My mother [a Danish artist, poet and environmentalist] is not seduced by her children’s success – she wants us to be happy, contributing people. She’s not caught up in the shininess of success. She just wants to know if I’m happy, and being true to myself. She still talks about The Tap Project for Unicef or the stuff we do for equality – that’s what she wants to talk about, not awards.

I go back to Australia once a year at Christmas and it’s fantastic. I’ve spent a couple of years building a farm in upstate New York, so this year I’ve convinced my family to visit for Christmas – so I’ve got 26 people coming…

My time is divided between the office and my family. I’m not a social animal that has to go out three nights a week or go to galas and dos. I like skiing and the outdoors if it involves my kids. At the farm we have a trout stream, so we do a bit of fishing, trail bikes, chasing chickens…

I definitely feel like a foreigner in America, but I feel very at home in New York, I love it. I love the energy, the people, the attitude, the ambition, the quirkiness. And I’ve got deep roots here – the company, my wife’s a New Yorker, we have four kids who are 49 per cent American. I still get excited by the city. I don’t walk the streets like a tourist, but it’s not lost on me. I’ve worked around the world, and loved my time in Asia, but I always missed Australia. Now, when I go back to Australia, I miss New York.

The one thing that makes me angry is dishonesty. It drives me crazy. People make mistakes, that’s life, but people who are deliberately dishonest just infuriate me.

If I were US president for a day I’d try to ban guns. There are just too many incidents involving guns, it’s unbelievable. Then I would have a great party on the White House lawn.

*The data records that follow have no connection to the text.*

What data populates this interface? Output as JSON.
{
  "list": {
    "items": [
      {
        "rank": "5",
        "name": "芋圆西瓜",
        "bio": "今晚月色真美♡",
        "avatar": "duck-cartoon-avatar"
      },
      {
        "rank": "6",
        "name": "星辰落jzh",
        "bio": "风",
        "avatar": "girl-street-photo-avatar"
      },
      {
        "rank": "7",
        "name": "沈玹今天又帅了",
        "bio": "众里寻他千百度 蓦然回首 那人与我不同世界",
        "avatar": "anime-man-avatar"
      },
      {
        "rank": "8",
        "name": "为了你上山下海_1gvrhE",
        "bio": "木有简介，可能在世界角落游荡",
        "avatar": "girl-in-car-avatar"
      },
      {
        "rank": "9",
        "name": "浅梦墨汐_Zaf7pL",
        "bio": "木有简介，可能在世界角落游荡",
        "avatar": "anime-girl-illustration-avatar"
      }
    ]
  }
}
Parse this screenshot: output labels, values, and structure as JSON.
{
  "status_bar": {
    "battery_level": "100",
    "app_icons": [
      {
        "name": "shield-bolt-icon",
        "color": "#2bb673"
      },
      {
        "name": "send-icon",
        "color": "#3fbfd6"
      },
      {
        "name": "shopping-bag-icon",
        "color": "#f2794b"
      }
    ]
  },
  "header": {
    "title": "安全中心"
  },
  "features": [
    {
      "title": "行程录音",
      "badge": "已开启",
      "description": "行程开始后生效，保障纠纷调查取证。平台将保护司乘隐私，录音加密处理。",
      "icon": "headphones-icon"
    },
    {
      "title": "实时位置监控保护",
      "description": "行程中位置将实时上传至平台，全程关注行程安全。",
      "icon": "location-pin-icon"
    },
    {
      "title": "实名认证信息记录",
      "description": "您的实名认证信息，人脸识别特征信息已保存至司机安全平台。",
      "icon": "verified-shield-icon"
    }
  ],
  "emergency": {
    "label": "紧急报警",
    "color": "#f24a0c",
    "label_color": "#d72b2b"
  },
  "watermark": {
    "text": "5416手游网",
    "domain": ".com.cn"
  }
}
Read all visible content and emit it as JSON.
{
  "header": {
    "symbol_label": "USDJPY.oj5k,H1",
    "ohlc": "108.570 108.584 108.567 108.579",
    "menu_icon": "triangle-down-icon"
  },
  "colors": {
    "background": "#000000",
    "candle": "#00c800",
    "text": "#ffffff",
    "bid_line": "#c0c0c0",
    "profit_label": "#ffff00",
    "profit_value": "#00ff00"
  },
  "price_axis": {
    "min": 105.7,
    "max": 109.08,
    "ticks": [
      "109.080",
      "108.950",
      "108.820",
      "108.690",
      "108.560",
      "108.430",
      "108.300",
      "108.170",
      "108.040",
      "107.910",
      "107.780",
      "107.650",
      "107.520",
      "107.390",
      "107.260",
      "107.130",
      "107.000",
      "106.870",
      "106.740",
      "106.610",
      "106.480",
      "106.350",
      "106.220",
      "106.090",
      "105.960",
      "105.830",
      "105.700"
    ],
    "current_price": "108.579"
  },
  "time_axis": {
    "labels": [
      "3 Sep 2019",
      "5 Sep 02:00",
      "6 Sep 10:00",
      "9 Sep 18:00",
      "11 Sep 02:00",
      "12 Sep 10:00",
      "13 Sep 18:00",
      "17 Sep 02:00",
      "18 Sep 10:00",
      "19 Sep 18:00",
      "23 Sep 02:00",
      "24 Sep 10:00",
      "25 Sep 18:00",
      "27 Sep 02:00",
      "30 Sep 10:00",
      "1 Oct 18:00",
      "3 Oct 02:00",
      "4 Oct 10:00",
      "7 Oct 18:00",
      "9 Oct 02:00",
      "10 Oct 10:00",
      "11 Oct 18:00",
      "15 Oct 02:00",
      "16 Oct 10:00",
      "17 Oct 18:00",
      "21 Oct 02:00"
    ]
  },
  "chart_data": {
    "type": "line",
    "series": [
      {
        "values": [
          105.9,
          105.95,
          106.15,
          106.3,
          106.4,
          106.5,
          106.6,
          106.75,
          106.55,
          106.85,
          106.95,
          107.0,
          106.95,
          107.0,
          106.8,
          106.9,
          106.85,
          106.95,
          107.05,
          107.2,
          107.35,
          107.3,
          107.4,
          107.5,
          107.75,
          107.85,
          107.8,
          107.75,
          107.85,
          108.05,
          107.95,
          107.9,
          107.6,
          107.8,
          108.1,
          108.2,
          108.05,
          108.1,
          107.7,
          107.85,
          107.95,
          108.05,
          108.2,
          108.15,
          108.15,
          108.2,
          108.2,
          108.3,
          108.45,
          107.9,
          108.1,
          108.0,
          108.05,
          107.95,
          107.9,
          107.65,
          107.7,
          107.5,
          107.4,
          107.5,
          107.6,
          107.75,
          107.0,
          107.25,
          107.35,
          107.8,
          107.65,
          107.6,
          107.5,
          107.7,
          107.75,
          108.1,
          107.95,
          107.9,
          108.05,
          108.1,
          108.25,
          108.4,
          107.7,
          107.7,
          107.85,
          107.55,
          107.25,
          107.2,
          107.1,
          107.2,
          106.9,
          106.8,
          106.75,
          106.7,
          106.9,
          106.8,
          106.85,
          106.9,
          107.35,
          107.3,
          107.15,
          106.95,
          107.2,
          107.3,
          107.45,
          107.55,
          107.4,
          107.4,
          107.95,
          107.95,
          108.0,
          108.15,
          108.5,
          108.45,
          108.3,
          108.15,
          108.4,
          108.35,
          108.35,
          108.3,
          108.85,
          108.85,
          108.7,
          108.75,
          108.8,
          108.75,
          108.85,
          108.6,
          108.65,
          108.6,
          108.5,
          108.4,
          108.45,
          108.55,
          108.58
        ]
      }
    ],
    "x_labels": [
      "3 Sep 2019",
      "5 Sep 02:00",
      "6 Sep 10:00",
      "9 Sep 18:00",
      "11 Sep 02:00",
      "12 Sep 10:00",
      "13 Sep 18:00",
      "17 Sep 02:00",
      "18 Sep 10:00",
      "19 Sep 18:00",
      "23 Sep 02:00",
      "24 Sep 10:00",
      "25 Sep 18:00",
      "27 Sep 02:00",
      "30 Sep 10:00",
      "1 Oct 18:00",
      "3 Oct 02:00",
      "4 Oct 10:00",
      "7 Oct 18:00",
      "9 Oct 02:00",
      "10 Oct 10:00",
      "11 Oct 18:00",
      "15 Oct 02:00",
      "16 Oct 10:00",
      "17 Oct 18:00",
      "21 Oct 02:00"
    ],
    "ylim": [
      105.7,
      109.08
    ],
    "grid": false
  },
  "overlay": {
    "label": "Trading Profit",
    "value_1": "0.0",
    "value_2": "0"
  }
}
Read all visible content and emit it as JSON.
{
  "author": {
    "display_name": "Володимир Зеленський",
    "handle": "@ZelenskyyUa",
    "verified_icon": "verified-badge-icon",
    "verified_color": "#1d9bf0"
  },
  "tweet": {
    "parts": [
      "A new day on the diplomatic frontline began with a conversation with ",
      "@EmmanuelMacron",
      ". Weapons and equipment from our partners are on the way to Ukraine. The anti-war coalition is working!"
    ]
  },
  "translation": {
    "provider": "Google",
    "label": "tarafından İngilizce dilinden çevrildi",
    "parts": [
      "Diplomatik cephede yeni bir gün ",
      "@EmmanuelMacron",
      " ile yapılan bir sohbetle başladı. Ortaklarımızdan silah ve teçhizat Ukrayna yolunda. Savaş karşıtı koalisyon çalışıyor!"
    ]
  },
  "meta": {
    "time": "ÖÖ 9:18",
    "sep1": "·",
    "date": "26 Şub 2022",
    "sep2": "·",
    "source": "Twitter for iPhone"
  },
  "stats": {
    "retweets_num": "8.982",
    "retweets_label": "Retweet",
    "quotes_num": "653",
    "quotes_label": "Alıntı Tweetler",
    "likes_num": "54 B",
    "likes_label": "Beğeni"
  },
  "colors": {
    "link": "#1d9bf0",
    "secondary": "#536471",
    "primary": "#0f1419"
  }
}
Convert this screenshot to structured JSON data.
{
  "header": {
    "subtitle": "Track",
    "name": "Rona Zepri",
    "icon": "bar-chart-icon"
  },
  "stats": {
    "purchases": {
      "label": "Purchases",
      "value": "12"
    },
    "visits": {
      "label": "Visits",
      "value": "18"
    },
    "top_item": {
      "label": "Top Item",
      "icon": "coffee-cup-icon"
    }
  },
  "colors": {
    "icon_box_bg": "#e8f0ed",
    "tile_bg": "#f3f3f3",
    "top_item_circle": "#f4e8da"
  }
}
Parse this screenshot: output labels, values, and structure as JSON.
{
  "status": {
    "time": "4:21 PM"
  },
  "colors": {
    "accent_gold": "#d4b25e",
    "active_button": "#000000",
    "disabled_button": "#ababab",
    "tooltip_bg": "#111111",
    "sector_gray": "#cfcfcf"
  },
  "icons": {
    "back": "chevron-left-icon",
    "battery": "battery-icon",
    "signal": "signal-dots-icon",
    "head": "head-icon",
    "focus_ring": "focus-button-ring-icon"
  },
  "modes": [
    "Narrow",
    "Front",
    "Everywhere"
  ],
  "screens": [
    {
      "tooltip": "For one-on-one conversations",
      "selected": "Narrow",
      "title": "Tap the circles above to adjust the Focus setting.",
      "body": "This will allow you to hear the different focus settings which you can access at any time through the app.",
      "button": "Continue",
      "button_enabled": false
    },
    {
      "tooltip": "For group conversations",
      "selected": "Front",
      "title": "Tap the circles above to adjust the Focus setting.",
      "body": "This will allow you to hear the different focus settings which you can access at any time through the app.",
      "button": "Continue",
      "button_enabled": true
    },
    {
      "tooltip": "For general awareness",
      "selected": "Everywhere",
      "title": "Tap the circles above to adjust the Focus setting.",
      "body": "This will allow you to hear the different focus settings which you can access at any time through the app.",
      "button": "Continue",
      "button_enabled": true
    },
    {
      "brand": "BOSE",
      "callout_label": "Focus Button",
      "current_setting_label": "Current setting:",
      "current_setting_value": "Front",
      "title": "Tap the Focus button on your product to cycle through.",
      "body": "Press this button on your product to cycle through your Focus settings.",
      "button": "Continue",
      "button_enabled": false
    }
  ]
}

If I could change careers with anybody, it would be David Attenborough. He’s brought the world to people and he’s done it so charismatically and honestly… has there been a better storyteller over the last 50 or 60 years? Isn’t that the best possible thing? To make people look at the world in a different, better way? To be able to see things for the first time that no one has seen, and bring it to everybody – that’s about as good as it gets, mate.